Here’s another fresh red from the Peloponnese, from the rare, über-local variety mavro kalavrytino. It’s darker-fruited and a little more earthy than the preceding, but still light on its feet and low in tannin. Farming is certified organic, and the grapes are foot-tread. Try it with mushroom dishes or truffled cheeses.
Naoussa is a wine appellation in the northern Greek region of Macedonia (not to be confused with the Republic of Macedonia, the country right across the border). Xinomavro, often compared to Italy’s nebbiolo, is the star grape in Naoussa. Thymiopoulos’s organically and biodynamically farmed young-vine version is akin to an easygoing Langhe nebbiolo: fresh, with moderate tannins and aromas of olive, spice, and underbrush. Give it a go with tapenade or lamb.
Crete is the southernmost Greek island and the largest producer of wine in the Aegean Sea.

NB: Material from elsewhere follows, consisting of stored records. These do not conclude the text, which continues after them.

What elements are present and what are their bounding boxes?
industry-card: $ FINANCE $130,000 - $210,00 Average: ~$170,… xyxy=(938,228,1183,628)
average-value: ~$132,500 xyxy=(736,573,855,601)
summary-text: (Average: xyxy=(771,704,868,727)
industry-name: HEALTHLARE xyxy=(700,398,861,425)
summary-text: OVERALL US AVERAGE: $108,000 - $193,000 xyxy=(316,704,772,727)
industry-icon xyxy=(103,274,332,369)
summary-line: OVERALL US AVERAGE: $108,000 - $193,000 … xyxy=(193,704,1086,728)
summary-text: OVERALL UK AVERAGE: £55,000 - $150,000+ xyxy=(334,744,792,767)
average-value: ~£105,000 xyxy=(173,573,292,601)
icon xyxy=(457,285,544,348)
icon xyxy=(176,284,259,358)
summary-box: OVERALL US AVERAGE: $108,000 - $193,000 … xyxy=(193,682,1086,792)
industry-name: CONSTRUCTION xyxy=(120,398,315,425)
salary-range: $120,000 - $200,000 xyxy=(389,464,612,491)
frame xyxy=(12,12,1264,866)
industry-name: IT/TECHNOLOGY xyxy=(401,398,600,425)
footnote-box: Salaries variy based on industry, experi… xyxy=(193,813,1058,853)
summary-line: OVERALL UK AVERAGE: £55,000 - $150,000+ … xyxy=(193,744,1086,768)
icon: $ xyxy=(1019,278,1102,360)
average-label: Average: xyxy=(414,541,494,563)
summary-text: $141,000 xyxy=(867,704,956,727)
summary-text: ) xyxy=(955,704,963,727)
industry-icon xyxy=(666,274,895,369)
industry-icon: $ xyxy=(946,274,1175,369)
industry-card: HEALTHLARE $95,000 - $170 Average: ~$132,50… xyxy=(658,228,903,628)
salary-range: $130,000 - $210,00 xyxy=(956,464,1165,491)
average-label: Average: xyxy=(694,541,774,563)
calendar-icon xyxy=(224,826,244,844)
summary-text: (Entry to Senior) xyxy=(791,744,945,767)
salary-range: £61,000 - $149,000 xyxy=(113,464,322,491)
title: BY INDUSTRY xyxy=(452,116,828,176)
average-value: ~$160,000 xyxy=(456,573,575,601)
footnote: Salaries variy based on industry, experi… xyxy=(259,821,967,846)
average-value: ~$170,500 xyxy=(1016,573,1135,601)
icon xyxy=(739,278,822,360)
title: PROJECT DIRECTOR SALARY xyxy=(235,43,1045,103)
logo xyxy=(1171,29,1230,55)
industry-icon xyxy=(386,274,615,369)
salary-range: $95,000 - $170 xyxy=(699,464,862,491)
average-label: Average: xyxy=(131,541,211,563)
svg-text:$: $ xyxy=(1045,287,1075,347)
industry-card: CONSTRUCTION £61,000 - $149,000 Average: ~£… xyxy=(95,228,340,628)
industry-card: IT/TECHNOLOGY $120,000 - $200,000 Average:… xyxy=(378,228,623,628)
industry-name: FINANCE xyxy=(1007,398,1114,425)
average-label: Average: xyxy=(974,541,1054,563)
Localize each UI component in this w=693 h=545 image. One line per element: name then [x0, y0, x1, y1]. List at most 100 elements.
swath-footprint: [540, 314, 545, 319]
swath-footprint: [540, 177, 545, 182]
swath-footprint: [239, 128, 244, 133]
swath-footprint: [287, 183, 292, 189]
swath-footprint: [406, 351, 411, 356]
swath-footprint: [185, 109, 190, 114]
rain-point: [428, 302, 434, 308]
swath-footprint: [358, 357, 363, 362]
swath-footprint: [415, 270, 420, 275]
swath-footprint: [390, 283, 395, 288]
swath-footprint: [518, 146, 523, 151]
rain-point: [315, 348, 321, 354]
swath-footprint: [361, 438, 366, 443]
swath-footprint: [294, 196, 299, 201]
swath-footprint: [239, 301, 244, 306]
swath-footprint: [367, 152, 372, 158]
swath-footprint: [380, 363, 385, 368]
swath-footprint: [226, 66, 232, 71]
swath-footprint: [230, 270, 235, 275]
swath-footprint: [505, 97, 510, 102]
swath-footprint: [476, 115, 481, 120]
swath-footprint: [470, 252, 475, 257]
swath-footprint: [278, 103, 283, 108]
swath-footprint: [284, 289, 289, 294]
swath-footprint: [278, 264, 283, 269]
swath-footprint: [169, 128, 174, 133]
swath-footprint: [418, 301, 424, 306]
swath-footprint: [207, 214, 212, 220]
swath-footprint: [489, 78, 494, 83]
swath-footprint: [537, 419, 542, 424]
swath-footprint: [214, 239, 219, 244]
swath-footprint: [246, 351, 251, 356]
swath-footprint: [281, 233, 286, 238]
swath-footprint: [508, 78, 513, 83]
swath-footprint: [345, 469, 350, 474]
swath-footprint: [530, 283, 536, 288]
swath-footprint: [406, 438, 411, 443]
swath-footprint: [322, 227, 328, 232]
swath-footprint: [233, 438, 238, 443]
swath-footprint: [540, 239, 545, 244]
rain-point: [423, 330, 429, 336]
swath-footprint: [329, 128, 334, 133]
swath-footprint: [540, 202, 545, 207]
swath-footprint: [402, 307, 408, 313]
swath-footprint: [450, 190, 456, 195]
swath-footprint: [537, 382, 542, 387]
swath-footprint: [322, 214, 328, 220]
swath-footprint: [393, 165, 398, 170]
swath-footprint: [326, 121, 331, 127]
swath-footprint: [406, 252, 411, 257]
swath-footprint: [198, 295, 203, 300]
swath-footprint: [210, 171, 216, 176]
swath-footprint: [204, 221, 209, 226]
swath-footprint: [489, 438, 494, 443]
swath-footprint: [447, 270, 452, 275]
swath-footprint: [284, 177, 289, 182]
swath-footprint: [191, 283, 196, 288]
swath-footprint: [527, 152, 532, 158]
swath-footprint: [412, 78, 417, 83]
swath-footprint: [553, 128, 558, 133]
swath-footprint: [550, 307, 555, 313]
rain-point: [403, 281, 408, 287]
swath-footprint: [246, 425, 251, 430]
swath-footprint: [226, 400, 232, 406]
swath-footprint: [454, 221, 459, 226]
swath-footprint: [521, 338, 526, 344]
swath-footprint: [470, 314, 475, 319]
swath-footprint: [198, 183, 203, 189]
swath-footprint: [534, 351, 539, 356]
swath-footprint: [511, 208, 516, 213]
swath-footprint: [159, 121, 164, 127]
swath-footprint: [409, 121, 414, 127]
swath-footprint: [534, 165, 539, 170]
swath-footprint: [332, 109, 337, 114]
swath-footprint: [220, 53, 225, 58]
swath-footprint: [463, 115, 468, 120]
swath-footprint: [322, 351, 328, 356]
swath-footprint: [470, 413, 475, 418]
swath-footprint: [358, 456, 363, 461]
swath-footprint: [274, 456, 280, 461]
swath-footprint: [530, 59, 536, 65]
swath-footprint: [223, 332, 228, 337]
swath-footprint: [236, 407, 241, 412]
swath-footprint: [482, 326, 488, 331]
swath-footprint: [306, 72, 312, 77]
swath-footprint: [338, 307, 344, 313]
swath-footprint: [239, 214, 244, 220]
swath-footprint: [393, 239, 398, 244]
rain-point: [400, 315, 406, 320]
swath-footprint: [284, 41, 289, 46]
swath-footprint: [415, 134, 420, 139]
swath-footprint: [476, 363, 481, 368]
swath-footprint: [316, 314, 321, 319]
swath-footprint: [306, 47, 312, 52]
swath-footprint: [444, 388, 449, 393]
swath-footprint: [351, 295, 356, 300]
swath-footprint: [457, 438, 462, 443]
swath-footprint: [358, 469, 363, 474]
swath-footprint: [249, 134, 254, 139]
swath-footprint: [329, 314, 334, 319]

We recently brought on four new wines from the Lyrarakis family. They founded their winery in 1966 and now work with 100 small, independent growers all over the island (in addition to farming their own vineyards). Their focus is on indigenous varieties, and they are intent on improving both farming and vinification throughout Crete.
Made from 100 percent assyrtiko grown at 580 meters in the Vóila area of eastern Crete, this stony, herbal, lemony, and lean wine undergoes 16 hours of skin contact. Drink it with creatures of the sea or fresh cheeses.
Plytó is an indigenous variety that was saved from extinction by the Lyrarakis family in the early 1990s, when they planted it in the family’s “Psarades” vineyard (at 480 meters altitude in central Crete). Plytó makes a fresh, citrus, and mineral white wine with an herbal tinge. Dolmas, pesto, and sole piccata would be worthy complements.
This direct press rosé is made from the indigenous red variety liatiko, the most widely planted grape on the island of Crete. These grapes come from ungrafted vines planted over a hundred years ago on Mount Kedros in eastern Crete, at an elevation of 850 meters. Think of it as Provençal rosé, but with brambly fruit and a saltier finish. A consummate aperitif wine, it’s also great with meze/tapas and just about anything else on a sunny day. (Our meager allotment is running low, so this is one to jump on now.)
From the Aggelis vineyard in eastern Crete, this red wine is 100 percent liatiko, from ungrafted vines planted in the 1930s. As a red wine, liatiko tends to be lightly colored, with floral and spicy notes. You’ll find black pepper, smoke, and stones, along with a little tannic kick. How about spanakopita, falafel, spiced meatballs, or kebabs?
We’ll finish our tour not in Greece, but in the Republic of Cyprus, an island nation south of Turkey and west of Syria with a long cultural and political (and contentious) connection to both Greece and Turkey.
This lively, pale-colored wine comes from the Tsiakkas family, whose winery is located near Cyprus’s Mount Olympos. Mavro ambelissimo is the variety, and Mouklos is the vineyard–north-facing at 920 meters altitude. The grapes, farmed organically, come from 80-year-old, ungrafted, bush-trained vines in sandy, volcanic soil. The indigenous fermentation (80 percent whole clusters) and 35 days of (gentle) maceration all take place in stainless steel. Delicately floral and herbal, with great acidity, this is for lovers of gamay, poulsard, schiava, pelaverga, and the like. Chill it a bit, and then enjoy it with charcuterie, moussaka, pork, or lamb.